Functional Test Plugins Design, Switches and Parameters¶

This section describes plugin specific switches only. Common plugin switches and parameters are described in hl_qual Common Plugin Switches and Parameters.

Functional tests verify the full chip functionality while running several chip hardware modules in parallel and in a synchronized manner. All the tests described in this section verify the accuracy of calculation in parallel to performance metrics in the form of a measured frame per second. Executing the accuracy check on the host does not affect the FPS measurement of the test.

ResNet-50 Training Stress Test Plugin Design Consideration and Responsibilities¶

Note

Before running this plugin, make sure to set export __python_cmd=python3 environment variable.

The ResNet-50 training stress test plugin runs a functional ResNet-50 training test as a real life training scenario. The test verifies accuracy and performance. To enable an accuracy check, you must supply a full ImageNet training dataset.

ResNet-50 Training Stress Test Plugin Testing Modes¶

The ResNet-50 training stress test plugin supports a single testing mode of batch size 256, which is 256 images in each batch.
(First-gen Gaudi only) Random Data - The test can run on random data tensors.
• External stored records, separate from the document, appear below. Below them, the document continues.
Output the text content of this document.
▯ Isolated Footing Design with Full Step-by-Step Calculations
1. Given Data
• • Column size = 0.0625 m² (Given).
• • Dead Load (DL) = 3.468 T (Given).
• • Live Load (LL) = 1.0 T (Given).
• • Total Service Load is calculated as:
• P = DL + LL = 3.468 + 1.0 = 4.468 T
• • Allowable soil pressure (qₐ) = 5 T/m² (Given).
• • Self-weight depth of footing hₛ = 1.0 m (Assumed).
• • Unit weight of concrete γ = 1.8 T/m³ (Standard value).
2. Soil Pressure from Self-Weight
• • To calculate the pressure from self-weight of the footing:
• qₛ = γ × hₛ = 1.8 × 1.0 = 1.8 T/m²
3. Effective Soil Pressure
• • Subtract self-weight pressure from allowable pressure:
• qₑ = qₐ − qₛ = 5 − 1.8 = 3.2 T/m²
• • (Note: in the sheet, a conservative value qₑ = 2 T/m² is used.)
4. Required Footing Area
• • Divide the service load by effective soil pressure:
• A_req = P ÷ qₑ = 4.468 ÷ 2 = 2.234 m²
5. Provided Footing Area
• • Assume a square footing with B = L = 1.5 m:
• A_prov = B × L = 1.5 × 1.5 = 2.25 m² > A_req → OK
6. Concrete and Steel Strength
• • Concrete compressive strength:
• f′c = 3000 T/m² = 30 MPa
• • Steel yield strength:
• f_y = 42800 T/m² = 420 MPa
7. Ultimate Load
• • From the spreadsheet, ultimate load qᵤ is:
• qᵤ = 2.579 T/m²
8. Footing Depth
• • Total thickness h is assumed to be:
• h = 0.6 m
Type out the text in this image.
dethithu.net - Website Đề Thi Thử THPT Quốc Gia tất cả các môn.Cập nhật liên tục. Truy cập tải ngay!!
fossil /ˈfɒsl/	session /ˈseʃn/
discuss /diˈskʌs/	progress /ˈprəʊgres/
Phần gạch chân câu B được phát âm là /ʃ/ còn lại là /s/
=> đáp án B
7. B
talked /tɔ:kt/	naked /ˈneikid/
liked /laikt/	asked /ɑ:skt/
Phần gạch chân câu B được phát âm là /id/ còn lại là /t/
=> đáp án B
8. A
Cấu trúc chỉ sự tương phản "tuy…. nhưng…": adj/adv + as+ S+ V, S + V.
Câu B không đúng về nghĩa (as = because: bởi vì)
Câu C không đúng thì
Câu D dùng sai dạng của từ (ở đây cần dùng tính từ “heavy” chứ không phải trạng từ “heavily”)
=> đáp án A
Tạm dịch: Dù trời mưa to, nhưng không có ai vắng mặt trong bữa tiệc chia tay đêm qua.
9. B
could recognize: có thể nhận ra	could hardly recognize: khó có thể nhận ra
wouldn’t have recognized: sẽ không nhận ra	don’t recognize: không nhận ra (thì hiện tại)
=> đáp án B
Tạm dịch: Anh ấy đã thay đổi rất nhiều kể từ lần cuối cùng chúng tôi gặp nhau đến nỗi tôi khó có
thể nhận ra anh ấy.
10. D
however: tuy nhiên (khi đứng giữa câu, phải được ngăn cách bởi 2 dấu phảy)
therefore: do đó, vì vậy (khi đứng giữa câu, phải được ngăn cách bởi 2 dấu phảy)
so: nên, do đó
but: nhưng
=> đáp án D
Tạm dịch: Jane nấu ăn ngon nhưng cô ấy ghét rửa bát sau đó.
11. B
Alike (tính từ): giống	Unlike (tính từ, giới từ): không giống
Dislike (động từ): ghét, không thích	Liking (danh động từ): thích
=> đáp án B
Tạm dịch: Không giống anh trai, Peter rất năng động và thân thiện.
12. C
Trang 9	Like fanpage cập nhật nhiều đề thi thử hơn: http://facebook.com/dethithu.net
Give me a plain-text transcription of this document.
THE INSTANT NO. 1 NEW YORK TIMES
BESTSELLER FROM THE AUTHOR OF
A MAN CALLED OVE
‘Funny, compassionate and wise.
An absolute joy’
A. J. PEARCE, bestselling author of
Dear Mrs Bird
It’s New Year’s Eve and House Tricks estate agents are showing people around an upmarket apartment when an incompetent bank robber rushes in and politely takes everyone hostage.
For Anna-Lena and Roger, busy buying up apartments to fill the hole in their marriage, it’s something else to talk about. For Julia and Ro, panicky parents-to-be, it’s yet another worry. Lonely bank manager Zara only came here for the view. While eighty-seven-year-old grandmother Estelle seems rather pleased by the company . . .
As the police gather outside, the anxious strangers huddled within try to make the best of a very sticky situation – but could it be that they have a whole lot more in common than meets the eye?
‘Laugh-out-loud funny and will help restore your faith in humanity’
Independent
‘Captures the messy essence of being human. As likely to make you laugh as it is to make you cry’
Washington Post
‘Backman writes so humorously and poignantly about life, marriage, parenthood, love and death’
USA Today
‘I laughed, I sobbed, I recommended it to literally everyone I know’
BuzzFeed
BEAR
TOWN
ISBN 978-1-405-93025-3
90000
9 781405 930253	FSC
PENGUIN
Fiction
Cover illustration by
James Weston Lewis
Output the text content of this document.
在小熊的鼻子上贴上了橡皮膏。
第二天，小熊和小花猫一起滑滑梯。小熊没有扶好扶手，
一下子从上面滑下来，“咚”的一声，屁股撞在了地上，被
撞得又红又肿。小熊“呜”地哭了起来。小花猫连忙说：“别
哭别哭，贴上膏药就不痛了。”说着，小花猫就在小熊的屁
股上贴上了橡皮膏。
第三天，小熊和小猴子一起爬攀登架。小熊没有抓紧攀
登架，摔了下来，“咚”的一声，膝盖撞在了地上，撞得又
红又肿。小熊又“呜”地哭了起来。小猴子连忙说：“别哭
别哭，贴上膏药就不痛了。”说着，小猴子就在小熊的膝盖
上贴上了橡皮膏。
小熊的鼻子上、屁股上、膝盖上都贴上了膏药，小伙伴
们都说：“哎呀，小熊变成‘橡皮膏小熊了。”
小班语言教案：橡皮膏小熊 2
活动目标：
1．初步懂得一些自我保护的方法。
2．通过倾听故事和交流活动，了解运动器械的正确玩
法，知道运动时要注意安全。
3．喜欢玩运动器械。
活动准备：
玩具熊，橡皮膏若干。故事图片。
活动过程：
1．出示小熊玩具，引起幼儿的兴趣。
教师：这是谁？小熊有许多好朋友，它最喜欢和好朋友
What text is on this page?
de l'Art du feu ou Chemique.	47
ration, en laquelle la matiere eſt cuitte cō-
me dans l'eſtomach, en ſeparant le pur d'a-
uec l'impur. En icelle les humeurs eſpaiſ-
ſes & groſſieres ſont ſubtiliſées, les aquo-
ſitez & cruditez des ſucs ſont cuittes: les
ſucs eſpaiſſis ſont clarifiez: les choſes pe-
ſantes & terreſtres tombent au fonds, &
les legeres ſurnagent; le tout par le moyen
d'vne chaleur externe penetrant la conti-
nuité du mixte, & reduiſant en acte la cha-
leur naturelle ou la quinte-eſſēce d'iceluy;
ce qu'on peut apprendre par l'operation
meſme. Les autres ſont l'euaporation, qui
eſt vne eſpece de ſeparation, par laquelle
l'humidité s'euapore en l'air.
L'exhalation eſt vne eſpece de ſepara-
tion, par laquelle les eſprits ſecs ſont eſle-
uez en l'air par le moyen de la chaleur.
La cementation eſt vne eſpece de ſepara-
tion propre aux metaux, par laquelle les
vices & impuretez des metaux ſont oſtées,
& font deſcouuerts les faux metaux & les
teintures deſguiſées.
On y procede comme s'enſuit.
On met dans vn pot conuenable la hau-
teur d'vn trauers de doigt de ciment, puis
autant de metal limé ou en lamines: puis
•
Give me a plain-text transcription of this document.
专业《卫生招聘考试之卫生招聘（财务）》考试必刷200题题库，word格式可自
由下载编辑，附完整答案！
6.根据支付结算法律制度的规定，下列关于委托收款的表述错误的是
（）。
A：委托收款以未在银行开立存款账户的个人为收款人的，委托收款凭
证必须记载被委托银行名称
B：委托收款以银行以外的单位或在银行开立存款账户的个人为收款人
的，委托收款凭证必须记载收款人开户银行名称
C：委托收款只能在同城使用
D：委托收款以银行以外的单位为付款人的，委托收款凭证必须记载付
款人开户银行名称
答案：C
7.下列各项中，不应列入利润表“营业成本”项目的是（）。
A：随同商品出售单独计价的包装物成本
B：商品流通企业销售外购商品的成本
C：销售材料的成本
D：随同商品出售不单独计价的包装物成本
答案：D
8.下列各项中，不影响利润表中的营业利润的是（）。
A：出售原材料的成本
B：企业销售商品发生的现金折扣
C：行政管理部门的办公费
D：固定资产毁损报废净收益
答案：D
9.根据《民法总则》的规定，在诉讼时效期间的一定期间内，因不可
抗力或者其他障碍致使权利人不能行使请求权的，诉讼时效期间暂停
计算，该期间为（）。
When using this mode, the accuracy check is skipped and only the achievable FPS is taken into account in the pass/fail criteria. It enables pure FPS test without depending on the image augmenter. This test is limited to 1000 iterations.
ImageNet - When using ImageNet dataset, the test evaluates accuracy and FPS. The FPS could be influenced by the image augmenter AEON in case of first-gen Gaudi and Intel Gaudi Media Pipe in case of Gaudi 3 and Gaudi 2. For more details, refer to Accuracy and FPS Evaluation.

Note

For first-gen Gaudi, running the test with ImageNet dataset is the default mode. To run with random data, use the -rand switch.

The suggested number of training epochs should not exceed 90. The ResNet50 training app should converge with that range. 90 epoch runs for 20-21 hours.

Prerequisites¶

Gaudi 3 and Gaudi 2

Make sure to install habanalabs-qual-workloads as shown in the Driver and Software Installation.

First-gen Gaudi

The trainingApp test uses the AEON augmenter which could be a limiting factor on the achievable FPS results when running on multiple devices. Before running this testing mode with ImageNet dataset on first-gen Gaudi, make sure you have the following:

96 CPU cores per server (minimum), evenly distributed between the NUMA nodes.

A successful pass of the Memory Bandwidth Test and the PCI Bandwidth Test.

512 GB of RAM.

Accuracy and FPS Evaluation¶

When running this test with ImageNet testing mode, the FPS results may be influenced by the different augmentation and image preprocessing mechanisms used for first-gen Gaudi and Gaudi 2:

First-gen Gaudi - Uses AEON augmenter which utilizes the host CPU.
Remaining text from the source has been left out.